Overeenkomst tussen de Regeringen van het Koninkrijk der Nederlanden, het Koninkrijk België en het Groothertogdom Luxemburg, enerzijds, en de Regering van Roemenië, anderzijds, betreffende de overname van onregelmatig binnengekomen of verblijvende personen; (met Aanhangsels)

Boekarest, 6 juni 1995

B. TEKST

De Nederlandse en Franse tekst van de Overeenkomst, met Aanhangsels, zijn geplaatst in Trb. 1995, 155.

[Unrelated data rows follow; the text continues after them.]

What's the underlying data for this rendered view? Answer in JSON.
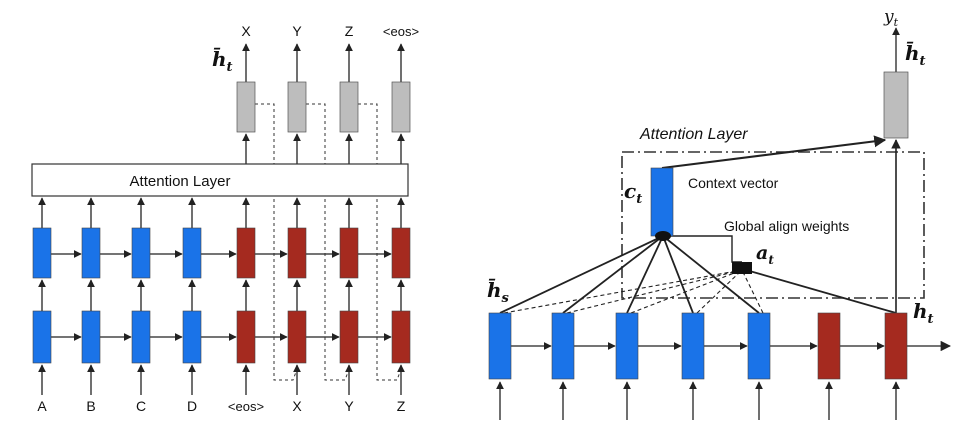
{
  "colors": {
    "encoder": "#1a73e8",
    "decoder": "#a52a1f",
    "output": "#bdbdbd",
    "line": "#222222"
  },
  "left": {
    "attention_layer_label": "Attention Layer",
    "h_bar_t_label": "h̄",
    "h_bar_t_sub": "t",
    "inputs": [
      "A",
      "B",
      "C",
      "D",
      "<eos>",
      "X",
      "Y",
      "Z"
    ],
    "outputs": [
      "X",
      "Y",
      "Z",
      "<eos>"
    ]
  },
  "right": {
    "attention_layer_label": "Attention Layer",
    "context_vector_label": "Context vector",
    "global_align_label": "Global align weights",
    "y_t_label": "y",
    "y_t_sub": "t",
    "h_bar_t_label": "h̄",
    "h_bar_t_sub": "t",
    "c_t_label": "c",
    "c_t_sub": "t",
    "a_t_label": "a",
    "a_t_sub": "t",
    "h_bar_s_label": "h̄",
    "h_bar_s_sub": "s",
    "h_t_label": "h",
    "h_t_sub": "t"
  }
}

De Nederlandse tekst van een notawisseling ter uitvoering van artikel 5 is geplaatst in rubriek J van Trb. 1995, 155.

D. PARLEMENT

Bij brieven van 15 november 1999 (Kamerstukken II 1999/2000 26 890, nr. 1) is de Overeenkomst, met Aanhangsels, in overeenstemming met artikel 2, eerste lid, en artikel 5, eerste lid, van de Rijkswet goedkeuring en bekendmaking verdragen overgelegd aan de Eerste en de Tweede Kamer der Staten-Generaal.

De toelichtende nota die de brieven vergezelde, is ondertekend door de Minister van Justitie A. H. KORTHALS en de Minister van Buitenlandse Zaken J. J. VAN AARTSEN.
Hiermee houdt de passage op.